Une bonne guerre, voilà ce qu’il faudrait pour tétaniser un peu plus le citoyen écrasé, non par le chômage et la misère, mais par «la dette». Une bonne guerre, mais à coups de boucs émissaires multiples - «corps intermédiaires» et syndicats, Arabes et musulmans, étrangers et immigrés, juges et magistrats, pauvres en général et profiteurs en particulier des aumônes toujours plus chiches de «l’Etat-providence», comme disent tous ceux qui n’ont de cesse que d’en finir avec la solidarité du modèle social et l’Etat de droit. Ainsi ferait-on d’une campagne deux austérités - économique et idéologique.

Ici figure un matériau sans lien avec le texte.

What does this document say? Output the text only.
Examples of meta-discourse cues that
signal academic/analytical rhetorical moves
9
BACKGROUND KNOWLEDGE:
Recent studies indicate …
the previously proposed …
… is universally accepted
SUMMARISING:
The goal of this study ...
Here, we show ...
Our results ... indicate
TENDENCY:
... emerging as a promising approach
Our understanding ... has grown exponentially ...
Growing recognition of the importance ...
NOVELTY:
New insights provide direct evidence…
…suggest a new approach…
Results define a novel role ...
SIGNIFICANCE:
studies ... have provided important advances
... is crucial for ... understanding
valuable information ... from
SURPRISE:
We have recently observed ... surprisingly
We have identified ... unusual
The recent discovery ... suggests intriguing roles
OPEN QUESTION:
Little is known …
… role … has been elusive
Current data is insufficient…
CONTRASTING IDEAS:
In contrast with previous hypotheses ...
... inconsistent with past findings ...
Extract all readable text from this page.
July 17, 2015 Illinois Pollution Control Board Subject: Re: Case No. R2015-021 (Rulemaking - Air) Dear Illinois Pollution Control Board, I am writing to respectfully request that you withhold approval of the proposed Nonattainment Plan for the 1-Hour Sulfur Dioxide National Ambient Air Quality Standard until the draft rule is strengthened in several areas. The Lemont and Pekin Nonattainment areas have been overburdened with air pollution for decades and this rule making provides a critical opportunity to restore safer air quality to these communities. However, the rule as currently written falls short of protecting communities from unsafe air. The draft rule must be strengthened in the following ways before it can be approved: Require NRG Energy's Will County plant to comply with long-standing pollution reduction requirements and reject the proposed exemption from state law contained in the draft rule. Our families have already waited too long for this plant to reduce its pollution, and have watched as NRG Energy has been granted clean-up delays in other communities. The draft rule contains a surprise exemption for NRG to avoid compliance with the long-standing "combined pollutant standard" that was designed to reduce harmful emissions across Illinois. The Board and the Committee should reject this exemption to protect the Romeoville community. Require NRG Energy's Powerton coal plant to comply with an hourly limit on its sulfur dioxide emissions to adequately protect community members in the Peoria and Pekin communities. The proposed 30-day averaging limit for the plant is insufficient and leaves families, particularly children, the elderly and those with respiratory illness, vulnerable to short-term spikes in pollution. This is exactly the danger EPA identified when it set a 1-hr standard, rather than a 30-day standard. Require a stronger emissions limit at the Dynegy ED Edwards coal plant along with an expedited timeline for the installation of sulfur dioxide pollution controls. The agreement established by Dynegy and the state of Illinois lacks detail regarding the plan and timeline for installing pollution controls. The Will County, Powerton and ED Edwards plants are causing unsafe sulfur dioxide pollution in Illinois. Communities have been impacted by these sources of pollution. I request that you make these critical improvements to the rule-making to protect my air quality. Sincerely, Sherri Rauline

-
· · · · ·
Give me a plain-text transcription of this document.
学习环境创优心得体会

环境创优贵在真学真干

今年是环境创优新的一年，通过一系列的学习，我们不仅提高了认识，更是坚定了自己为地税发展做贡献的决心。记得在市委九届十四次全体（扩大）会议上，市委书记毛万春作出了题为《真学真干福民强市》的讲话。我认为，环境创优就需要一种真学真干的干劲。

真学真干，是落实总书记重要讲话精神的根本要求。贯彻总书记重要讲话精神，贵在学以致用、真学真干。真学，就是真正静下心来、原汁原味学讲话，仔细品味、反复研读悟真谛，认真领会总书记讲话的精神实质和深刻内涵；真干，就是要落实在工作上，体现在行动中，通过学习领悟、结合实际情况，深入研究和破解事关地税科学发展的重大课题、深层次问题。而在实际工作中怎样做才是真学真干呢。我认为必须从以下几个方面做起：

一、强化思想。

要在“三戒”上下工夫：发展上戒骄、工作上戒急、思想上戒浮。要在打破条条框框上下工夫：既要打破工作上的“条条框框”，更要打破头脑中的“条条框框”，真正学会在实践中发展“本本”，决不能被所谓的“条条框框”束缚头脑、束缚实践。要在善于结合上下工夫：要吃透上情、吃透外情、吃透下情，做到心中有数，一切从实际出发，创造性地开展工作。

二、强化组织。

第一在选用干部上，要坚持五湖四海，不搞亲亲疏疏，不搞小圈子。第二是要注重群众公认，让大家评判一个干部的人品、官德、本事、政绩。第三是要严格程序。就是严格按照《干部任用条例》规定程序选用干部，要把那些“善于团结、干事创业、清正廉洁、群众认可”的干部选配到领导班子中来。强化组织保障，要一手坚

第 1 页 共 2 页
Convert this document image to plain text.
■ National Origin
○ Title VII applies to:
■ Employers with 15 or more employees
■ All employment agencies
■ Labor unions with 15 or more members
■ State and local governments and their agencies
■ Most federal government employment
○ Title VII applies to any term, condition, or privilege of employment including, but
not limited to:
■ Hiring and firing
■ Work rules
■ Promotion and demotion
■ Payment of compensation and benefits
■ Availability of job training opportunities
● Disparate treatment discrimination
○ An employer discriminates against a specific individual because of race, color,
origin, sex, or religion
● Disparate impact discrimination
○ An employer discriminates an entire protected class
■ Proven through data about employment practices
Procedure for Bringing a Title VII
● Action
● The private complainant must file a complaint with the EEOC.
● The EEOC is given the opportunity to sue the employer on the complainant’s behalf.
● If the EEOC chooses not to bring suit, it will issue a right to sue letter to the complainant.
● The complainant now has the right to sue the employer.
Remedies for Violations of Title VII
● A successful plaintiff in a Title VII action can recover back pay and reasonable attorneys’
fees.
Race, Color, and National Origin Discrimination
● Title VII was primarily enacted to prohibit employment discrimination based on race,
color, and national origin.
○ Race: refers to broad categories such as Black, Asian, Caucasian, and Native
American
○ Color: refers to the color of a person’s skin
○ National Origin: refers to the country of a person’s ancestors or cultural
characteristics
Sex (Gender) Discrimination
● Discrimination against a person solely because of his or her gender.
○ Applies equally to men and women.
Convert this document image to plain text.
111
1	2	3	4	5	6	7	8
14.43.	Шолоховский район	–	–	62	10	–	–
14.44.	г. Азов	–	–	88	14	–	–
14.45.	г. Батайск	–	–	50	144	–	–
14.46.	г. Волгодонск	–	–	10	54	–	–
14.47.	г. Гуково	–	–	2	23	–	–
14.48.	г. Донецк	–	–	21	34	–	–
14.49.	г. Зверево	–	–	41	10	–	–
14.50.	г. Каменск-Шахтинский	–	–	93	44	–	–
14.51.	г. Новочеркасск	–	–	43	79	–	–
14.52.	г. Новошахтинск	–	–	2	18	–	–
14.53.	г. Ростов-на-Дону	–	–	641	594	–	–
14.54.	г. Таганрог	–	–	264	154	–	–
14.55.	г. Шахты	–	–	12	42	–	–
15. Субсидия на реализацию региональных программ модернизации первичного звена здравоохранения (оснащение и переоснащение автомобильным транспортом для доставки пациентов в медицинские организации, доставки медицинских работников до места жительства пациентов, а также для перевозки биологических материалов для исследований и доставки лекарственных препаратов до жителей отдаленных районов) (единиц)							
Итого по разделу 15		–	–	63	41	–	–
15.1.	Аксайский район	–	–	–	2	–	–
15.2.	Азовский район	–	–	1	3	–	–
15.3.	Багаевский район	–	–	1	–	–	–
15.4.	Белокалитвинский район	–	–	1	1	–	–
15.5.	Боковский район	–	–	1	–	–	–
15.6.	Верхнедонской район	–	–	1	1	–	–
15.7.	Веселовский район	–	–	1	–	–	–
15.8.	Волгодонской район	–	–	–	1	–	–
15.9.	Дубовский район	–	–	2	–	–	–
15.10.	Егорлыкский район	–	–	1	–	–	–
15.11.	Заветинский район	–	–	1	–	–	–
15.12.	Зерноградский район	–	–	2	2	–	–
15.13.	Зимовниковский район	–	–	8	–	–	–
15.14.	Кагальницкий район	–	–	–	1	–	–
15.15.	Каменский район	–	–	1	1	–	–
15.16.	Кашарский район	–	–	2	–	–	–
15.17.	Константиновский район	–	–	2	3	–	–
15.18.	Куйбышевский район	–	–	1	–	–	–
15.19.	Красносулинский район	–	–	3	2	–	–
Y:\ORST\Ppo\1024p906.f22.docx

Car vous savez quoi ? Il paraît que «la campagne électorale ennuie les Français». Est-ce pour nous désennuyer, ces promesses de baston comme à Guignol, où Sarkozy excite le plumitif dans ses toujours fausses confidences («Je vais l’exploser [Hollande]»), où Hollande se propose de sortir de sa léthargique placidité afin d’enfin répondre aux injures que son adversaire présumé lui adresse depuis des semaines ? Et même Bayrou proclame qu’il va se mettre à «cogner»… En ce registre, c’est un comble, il n’est que la Pen en perdition qui oublie ses fondamentaux.
Ah, oui… On s’ennuie parce que la télé n’est plus en état, campagne officielle et CSA obligent, d’organiser le spectacle, raison pourquoi le risque d’abstention va galopant. Marrant, ça… Depuis que la hiérarchie des candidats a été un peu bouleversée par certain trublion qui, mettant la Pen derrière, vient fracasser le scénario d’un «21 avril» recommencé, et avec lui la singerie d’un «vote utile», les sondeurs ne semblent plus s’intéresser qu’au taux d’abstention. Je crois que l’on se fout un peu de notre gueule, là, comme dit M. Douste-Blazy, dans une de ces envolées tribuniciennes auxquelles il ne nous avait pas accoutumés.
Mais a-t-on vraiment besoin de la télé pour confronter des programmes, plutôt que s’infliger de symboliques horions ? Pour vous, je ne sais pas, mais moi, elle ne m’ennuie pas, cette campagne. Pas de «Face aux Français» sur la Une ni de «Des paroles et des actes» sur la deux ? Qu’à cela ne tienne ! Je branche le Net et je vais sur Radio Hollande conforter mes convictions de gauche… Non, c’est une blague. Je branche le Net et je vais sur le site de Place au Peuple assister au dernier meeting du Front de gauche. Comme mardi à Vierzon, je re-Mélenchon qu’il envoie, et j’observe sur le compteur le nombre de milliers que nous sommes, attentifs et curieux comme lors de la campagne référendaire de 2005, à élaborer une réflexion.
J’adhère sans retenue à cette évidence qu’il énonce que «les élites, c’est nous !». J’entretiens (mais c’est dur) l’espoir d’un débat avec ces notables socialistes qui tantôt me qualifient de «diviseur», tantôt me flattent le bulletin de vote pour me vassaliser, et tantôt, misant tout sur ma détestation de Sarkozy, me regardent comme leur rabatteur acquis. En attendant un hypothétique pétage de plombs promis à l’orateur «dépassé par son succès», je mesure l’écart entre deux mondes lorsque, dans une spéciale dédicace à Laurence Parisot - et, par ricochet, à son maître Sarkozy, le «candidat du peuple» -, il cite Robespierre : «Je ne suis pas du peuple, je suis le peuple, et je méprise tous ceux qui aspirent à être autre chose que le peuple.»
Et parce que j’ai décidément très mauvais esprit, je jouis à la grande «terreur» de la patronne du Medef.